Florida law allows condominium associations to assess their members for various purposes including funding maintenance of common areas, providing reserve funds and paying for special projects benefiting the owners. These assessments, if unpaid, can provide the basis for the association filing a claim of lien against the owner’s unit. A foreclosing lender needs to be concerned with these unpaid assessments since Florida law, in many cases, provides that the lender is liable for those assessments if it takes title to the unit either by foreclosure or deed in lieu of foreclosure. For first mortgagees, their successors and assigns, the liability can be limited under Florida Statute Section 718.116(1)(b)(1) to the lesser of one percent of the original mortgage amount or twelve months of unpaid assessments. The mortgagee will generally request from the association or its counsel a payoff statement in order to assess its maximum liability. With increasing frequency, the response includes not only a statement of the actual amount of unpaid assessments, but also a claim for attorney’s fees and court costs which can far exceed the amount of the assessments.
In our experience, the claim for fees is often made with the hope that the lender will choose to pay it rather than litigate the issue, especially in cases where there is a pending short sale and time is of the essence to the bank and its borrower. The question, though, is whether there is a legitimate claim for attorney’s fees and costs in these cases.
Florida law provides generally that, in order to recover attorney’s fees and costs, there must either be a statutory or a contractual basis permitting such recovery. The statute governing the association’s right to recover past due assessments from the lender does not include language granting the association a right to attorney’s fees and costs. Some association attorneys argue that the right should be implied based upon the fact that another section of the statutes, 718.116(6)(a), allows an association to recover fees and costs if it is foreclosing its lien for unpaid assessments against the owner. This, of course, is a completely different case and one that is brought under an entirely different subsection of F.S. 718.116.
It is indeed a stretch to argue that the legislature intended to include an attorney’s fee provision in one section of the statute simply because it did so in another section and we have not seen trial courts that were willing to accept that position.
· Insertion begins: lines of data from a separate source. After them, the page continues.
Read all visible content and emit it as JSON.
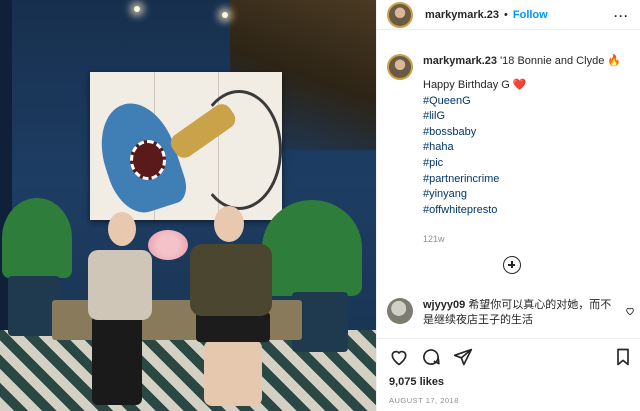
{
  "post": {
    "header": {
      "username": "markymark.23",
      "separator": "•",
      "follow_label": "Follow",
      "more_label": "···"
    },
    "caption": {
      "username": "markymark.23",
      "title": "'18 Bonnie and Clyde 🔥",
      "lines": [
        {
          "text": "Happy Birthday G ❤️",
          "type": "text"
        },
        {
          "text": "#QueenG",
          "type": "hashtag"
        },
        {
          "text": "#lilG",
          "type": "hashtag"
        },
        {
          "text": "#bossbaby",
          "type": "hashtag"
        },
        {
          "text": "#haha",
          "type": "hashtag"
        },
        {
          "text": "#pic",
          "type": "hashtag"
        },
        {
          "text": "#partnerincrime",
          "type": "hashtag"
        },
        {
          "text": "#yinyang",
          "type": "hashtag"
        },
        {
          "text": "#offwhitepresto",
          "type": "hashtag"
        }
      ],
      "time": "121w"
    },
    "load_more_icon": "plus-circle-icon",
    "comment": {
      "username": "wjyyy09",
      "text": "希望你可以真心的对她，而不是继续夜店王子的生活",
      "like_icon": "heart-outline-icon"
    },
    "actions": {
      "like_icon": "heart-outline-icon",
      "comment_icon": "comment-bubble-icon",
      "share_icon": "paper-plane-icon",
      "save_icon": "bookmark-icon"
    },
    "likes": "9,075 likes",
    "date": "AUGUST 17, 2018"
  },
  "colors": {
    "link": "#0095f6",
    "hashtag": "#00376b",
    "muted": "#8e8e8e",
    "text": "#262626"
  }
}
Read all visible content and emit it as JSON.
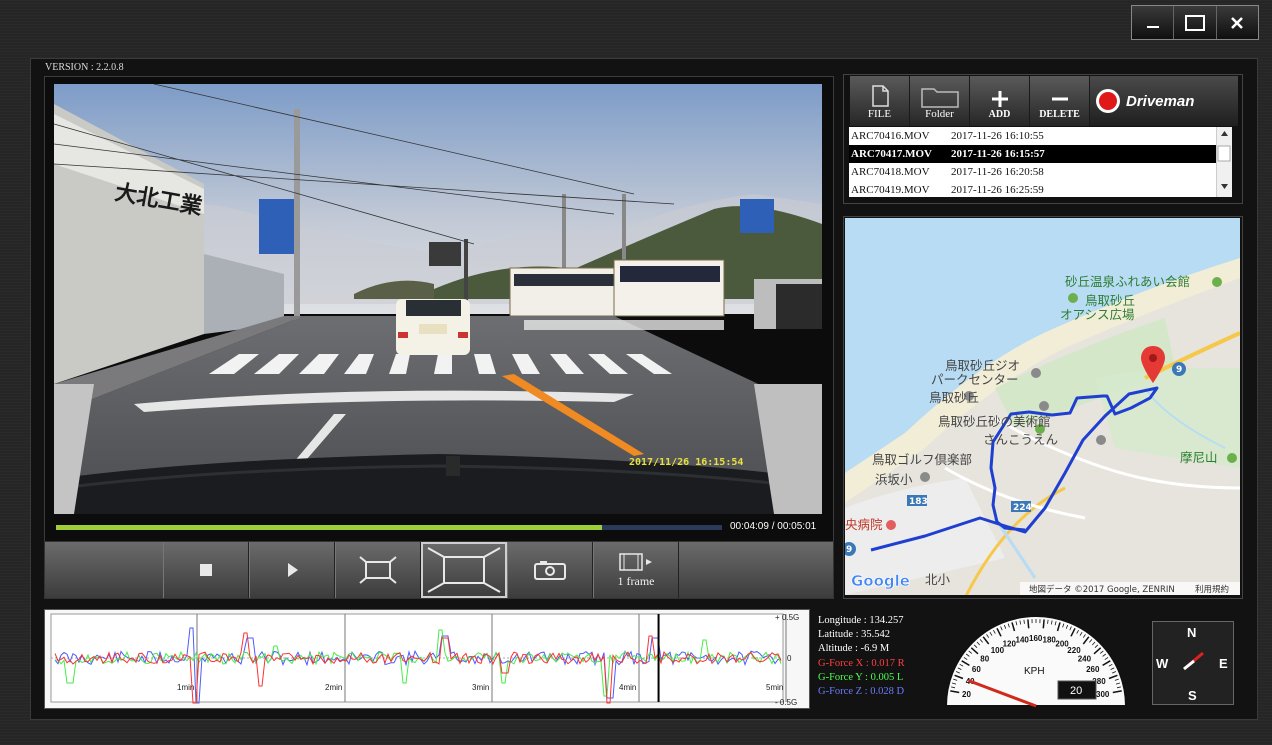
{
  "app": {
    "version": "VERSION : 2.2.0.8",
    "window_buttons": {
      "minimize": "—",
      "maximize": "☐",
      "close": "✕"
    }
  },
  "video": {
    "timestamp_overlay": "2017/11/26 16:15:54",
    "progress_fraction": 0.82,
    "time_current": "00:04:09",
    "time_separator": " / ",
    "time_total": "00:05:01",
    "sign_text": "大北工業"
  },
  "controls": {
    "frame_label": "1 frame"
  },
  "toolbar": {
    "file_label": "FILE",
    "folder_label": "Folder",
    "add_label": "ADD",
    "delete_label": "DELETE",
    "brand": "Driveman"
  },
  "files": [
    {
      "name": "ARC70416.MOV",
      "date": "2017-11-26 16:10:55",
      "selected": false
    },
    {
      "name": "ARC70417.MOV",
      "date": "2017-11-26 16:15:57",
      "selected": true
    },
    {
      "name": "ARC70418.MOV",
      "date": "2017-11-26 16:20:58",
      "selected": false
    },
    {
      "name": "ARC70419.MOV",
      "date": "2017-11-26 16:25:59",
      "selected": false
    }
  ],
  "map": {
    "labels": {
      "onsen": "砂丘温泉ふれあい会館",
      "sakyu": "鳥取砂丘",
      "oasis": "オアシス広場",
      "geo": "鳥取砂丘ジオ",
      "park": "パークセンター",
      "sakyu2": "鳥取砂丘",
      "museum": "鳥取砂丘砂の美術館",
      "sankou": "さんこうえん",
      "golf": "鳥取ゴルフ倶楽部",
      "hamasaka": "浜坂小",
      "hospital": "央病院",
      "kita": "北小",
      "manizan": "摩尼山",
      "copyright": "地図データ ©2017 Google, ZENRIN",
      "terms": "利用規約",
      "google": "Google"
    },
    "route_badges": {
      "r9a": "9",
      "r183": "183",
      "r224": "224",
      "r9b": "9"
    }
  },
  "graph": {
    "top_label": "+ 0.5G",
    "mid_label": "0",
    "bottom_label": "- 0.5G",
    "ticks": [
      "1min",
      "2min",
      "3min",
      "4min",
      "5min"
    ],
    "cursor_fraction": 0.83
  },
  "telemetry": {
    "longitude": "Longitude : 134.257",
    "latitude": "Latitude : 35.542",
    "altitude": "Altitude : -6.9 M",
    "gx": "G-Force X : 0.017 R",
    "gy": "G-Force Y : 0.005 L",
    "gz": "G-Force Z : 0.028 D"
  },
  "speed": {
    "unit": "KPH",
    "value": "20",
    "ticks": [
      "20",
      "40",
      "60",
      "80",
      "100",
      "120",
      "140",
      "160",
      "180",
      "200",
      "220",
      "240",
      "260",
      "280",
      "300"
    ]
  },
  "compass": {
    "n": "N",
    "e": "E",
    "s": "S",
    "w": "W"
  },
  "colors": {
    "progress": "#9fce3a",
    "gx": "#ff3030",
    "gy": "#44ee44",
    "gz": "#4a5cff",
    "route": "#1f3fd0",
    "pin": "#e53935"
  }
}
The statute does allow an association to recover attorney’s fees in cases where it is foreclosing its lien for unpaid assessments or suing the unit owner for a money judgment for the unpaid assessments. However, based upon wording in other sections of the statute, the first mortgagee would likely have priority over the lien claim and therefore should not be included as a defendant in those cases.
What, then, of the idea that there is a contractual basis for fees? We recently saw this argument raised in a state court case in which the association’s attorney pointed out that the mortgage being foreclosed contained a “prevailing party” attorney’s fee provision for disputes regarding the mortgage. The attorney went on to argue that the association should be deemed a third party beneficiary to the mortgage and, further, a “prevailing party” as it was statutorily entitled to recover the lesser of one percent of twelve months of past due assessments. Apparently a magistrate hearing the matter initially agreed with this creative argument and proposed an award of attorney’s fees in favor of the association. However, the circuit court judge disagreed and refused to enter the order, finding that the association was not, in fact, a third party beneficiary to the mortgage and, there being no other basis for fees, was not entitled to the award.
In summary, we do not believe that there is any statutory or contractual basis for a condominium association to recover attorney’s fees and costs from a mortgagee taking title to property by deed in lieu of foreclosure or by actual foreclosure. Attorneys in the Rogers Towers Banking and Financial Services Practice Group are actively involved in working with our bank clients throughout the state of Florida to defend against these claims for attorney’s fees and costs.